Blur, “Trimm Trabb”, in https://www.youtube.com/watch?v=RPBje1VIVc4


“(...) atravessavas a rua com duas mãos de alegria”. 

Paulo José Miranda, in “Perder a melodia”.

Era de entardeceres que falávamos, ou de matéria sensível para almas à contraluz, ou apenas sobre o insólito que imediatamente o deixava de ser assim que inventariado. Congeminavam-se as veias contra os contratempos que prosperavam nos dorsos de vultos avulsos. As malhas que teciam conspirações eram comparadas com a podridão que ascetas da misantropia não cessavam de derramar. Se não fosse pelas advertências, éramos reféns de uma vida trespassada pela frugalidade. 

Mas queríamos uma vida com as cores embebidas no salitre válido, queríamo-la devolvida a um magma heurístico, como se precisássemos de arrotear a lava hirsuta deixada para trás pelo tempo deserdado. Queríamos vida com o aroma pretérito da maresia, só para saber idóneos os mares vindouros. Se fosse preciso, emigrávamos – era como uma mnemónica que arrematava um necessário porto de abrigo, para o caso do exílio se ajuramentar contra a lógica do precipício. “Não estamos contentes”: esse era um lugar-comum em que muitos eram versados contra o princípio geral da indiferença de outros e de uma certa bulimia social de outros ainda. E nós, ali pelo meio, autores de uma meação sardónica, queríamos fugir das advertências. Eram os “mas” consecutivos que traziam uma safra infecunda, um chão cheio de nada vivo, rochas que nem para paisagem serviam.

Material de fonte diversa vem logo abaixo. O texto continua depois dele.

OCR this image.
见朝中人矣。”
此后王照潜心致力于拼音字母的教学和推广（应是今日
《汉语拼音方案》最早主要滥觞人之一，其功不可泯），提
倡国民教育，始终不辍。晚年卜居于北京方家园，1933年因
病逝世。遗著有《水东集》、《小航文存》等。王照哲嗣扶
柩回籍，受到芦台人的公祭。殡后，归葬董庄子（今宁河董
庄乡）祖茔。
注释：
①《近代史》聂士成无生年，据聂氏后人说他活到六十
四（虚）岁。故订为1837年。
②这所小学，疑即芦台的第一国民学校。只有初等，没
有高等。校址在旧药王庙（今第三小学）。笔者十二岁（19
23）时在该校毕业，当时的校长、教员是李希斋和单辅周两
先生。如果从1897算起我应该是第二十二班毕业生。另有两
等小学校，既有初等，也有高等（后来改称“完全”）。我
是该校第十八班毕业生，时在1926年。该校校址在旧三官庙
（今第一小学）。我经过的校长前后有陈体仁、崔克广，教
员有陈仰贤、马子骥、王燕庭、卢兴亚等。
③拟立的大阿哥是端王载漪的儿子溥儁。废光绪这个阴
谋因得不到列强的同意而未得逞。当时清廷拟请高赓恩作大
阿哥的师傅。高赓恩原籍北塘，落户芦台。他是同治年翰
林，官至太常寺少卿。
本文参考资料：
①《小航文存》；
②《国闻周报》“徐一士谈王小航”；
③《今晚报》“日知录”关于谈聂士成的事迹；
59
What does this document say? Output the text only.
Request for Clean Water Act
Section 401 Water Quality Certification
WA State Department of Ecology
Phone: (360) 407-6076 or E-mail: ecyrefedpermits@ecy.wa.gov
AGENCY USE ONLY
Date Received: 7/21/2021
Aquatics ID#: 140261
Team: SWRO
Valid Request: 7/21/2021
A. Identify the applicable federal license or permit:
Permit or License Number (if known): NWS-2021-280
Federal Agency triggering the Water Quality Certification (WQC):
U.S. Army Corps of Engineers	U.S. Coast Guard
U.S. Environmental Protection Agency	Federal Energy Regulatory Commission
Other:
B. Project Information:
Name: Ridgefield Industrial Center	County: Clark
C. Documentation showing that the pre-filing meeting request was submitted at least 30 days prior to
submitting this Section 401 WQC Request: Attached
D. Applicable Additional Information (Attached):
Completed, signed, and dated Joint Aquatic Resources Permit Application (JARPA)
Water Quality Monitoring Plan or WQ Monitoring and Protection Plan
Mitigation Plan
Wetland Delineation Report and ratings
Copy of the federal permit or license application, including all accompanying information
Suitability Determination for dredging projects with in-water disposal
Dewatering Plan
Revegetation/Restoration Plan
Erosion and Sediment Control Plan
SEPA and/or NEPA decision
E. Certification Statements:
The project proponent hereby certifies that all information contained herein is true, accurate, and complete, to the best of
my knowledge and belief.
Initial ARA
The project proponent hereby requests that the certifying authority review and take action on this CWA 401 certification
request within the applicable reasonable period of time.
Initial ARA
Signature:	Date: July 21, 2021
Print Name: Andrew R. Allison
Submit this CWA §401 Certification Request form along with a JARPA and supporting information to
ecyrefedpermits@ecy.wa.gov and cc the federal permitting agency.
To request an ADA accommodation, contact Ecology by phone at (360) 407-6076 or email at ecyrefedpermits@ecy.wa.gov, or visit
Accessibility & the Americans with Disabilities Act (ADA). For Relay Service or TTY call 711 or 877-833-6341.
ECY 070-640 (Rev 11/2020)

Se fugíssemos chamavam-nos covardes. Mas que importa, se o que dizemos não é pranto dos juízos dos outros, se não confiamos no seu mau juízo? Se fugíssemos, estávamos à mercê da adstringência moral dos que trazem ao peito a sanha dos julgamentos que são válidos desde que não sejam virados para o espelho que os confronta. Conferimos a advertência, devidamente sopesada na indiferença de quem tanto vale como um zero soberbo. 

Nas mãos nossas, o rosário onde se aloja o mantimento. Chamamos os nomes que se sobrepõem no tabuleiro onde temos ainda algumas peças à nossa mercê. Não são todas – algumas delas foram sacrificadas, umas propositadamente, outras por acidentes imprevistos, outras, ainda, por lucidez ausente. As peças que estão em sobra desfiliam as advertências que se jogam como granadas prestes a estourar. Escondemo-nos do medo, dos vultos seráficos que povoam esse medo, a geografia de que não sabemos paradeiro. 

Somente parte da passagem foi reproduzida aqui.